Gov. Bill Walker says he intends to begin a “buy local” campaign in the state. It isn’t an original idea, as Walker acknowledges, but it’s one that can be effective in Alaskans supporting Alaskans and Alaska.
Ketchikan periodically pushes “buy local,” often during the Christmas gift-buying-and-giving season. It will come up at other times, too; for example, when the Alaska Permanent Fund checks are distributed by the state to Alaskans annually in October.
The biggest competition for many Alaska businesses is Internet shopping. Internet-based companies make it easy; it isn’t necessary to go out in the rain, burn automobile fuel, wait in lines or really move more than one’s fingers. To get from store to store is a matter of a few key strokes.
That’s convenience. But, it has its down sides. First, it burns next to no calories.

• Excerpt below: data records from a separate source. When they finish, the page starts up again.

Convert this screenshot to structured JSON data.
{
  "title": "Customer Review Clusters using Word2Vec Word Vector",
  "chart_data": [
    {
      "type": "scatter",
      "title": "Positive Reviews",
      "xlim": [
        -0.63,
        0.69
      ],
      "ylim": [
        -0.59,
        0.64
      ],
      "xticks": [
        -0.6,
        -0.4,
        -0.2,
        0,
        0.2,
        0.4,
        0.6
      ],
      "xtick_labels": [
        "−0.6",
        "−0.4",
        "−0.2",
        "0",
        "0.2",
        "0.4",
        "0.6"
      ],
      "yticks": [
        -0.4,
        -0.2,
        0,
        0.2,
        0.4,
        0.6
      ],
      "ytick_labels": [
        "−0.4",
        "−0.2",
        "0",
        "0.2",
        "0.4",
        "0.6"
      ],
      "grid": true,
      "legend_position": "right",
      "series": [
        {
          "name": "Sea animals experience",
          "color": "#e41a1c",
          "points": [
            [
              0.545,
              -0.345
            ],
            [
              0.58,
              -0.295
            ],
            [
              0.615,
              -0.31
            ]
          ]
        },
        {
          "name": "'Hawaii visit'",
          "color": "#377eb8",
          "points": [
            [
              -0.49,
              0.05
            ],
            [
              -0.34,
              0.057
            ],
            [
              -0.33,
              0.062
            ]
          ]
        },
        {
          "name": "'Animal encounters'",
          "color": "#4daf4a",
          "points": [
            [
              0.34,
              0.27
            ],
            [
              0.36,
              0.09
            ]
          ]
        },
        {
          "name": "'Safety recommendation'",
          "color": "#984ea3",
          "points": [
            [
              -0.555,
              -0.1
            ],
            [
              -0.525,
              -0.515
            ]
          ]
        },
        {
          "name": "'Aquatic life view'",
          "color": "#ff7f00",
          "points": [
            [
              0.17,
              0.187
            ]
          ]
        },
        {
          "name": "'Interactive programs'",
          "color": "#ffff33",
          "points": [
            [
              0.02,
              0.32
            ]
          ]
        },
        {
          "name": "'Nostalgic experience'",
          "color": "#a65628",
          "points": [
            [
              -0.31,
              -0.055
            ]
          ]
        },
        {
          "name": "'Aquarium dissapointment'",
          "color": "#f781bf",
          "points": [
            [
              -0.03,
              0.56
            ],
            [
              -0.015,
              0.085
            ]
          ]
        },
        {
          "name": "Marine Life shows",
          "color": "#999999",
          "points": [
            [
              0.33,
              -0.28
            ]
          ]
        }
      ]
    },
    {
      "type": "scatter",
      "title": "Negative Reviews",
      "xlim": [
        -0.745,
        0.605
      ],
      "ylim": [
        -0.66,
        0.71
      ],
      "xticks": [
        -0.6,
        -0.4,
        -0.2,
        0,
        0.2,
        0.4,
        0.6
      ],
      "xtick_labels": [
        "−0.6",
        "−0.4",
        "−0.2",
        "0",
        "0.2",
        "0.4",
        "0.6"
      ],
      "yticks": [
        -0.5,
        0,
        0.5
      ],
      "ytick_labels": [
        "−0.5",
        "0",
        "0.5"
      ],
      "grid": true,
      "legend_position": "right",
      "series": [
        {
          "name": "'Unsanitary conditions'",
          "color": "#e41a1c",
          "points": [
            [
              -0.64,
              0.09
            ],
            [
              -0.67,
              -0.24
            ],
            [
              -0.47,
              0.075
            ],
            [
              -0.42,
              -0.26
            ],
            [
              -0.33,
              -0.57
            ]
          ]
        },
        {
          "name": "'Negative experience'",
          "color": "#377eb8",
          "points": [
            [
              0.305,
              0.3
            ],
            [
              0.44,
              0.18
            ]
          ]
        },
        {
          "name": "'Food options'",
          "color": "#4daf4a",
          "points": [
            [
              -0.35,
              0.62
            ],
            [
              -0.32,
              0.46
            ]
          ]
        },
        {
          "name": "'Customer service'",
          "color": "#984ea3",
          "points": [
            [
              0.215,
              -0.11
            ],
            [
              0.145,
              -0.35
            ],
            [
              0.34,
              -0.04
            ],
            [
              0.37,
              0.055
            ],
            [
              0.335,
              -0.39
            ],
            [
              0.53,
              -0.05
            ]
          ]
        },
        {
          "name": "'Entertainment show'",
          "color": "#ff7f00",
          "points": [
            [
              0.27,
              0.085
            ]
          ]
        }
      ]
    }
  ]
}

Second, and more seriously, it sends Alaska’s dollars to support jobs and economies in other states, which undoubtedly they appreciate.
But, it’s our state and our community economies in need of the money. Our communities have bills to pay — public safety, infrastructure such as water and sewer lines, highway and road maintenance, providing utilities. It all costs, and every time we buy local, we support our own services. Businesses can pay their share for these community necessities, too, when we do business with them.
Certainly, many items are available and are purchased locally. But some items or services simply aren’t available in smaller towns and cities. But they might be in larger Alaska cities. And, of course, they are in other states.
But making every effort to buy local is like putting savings into our own account instead of into someone else’s. That’s what Alaska needs to do now more than ever.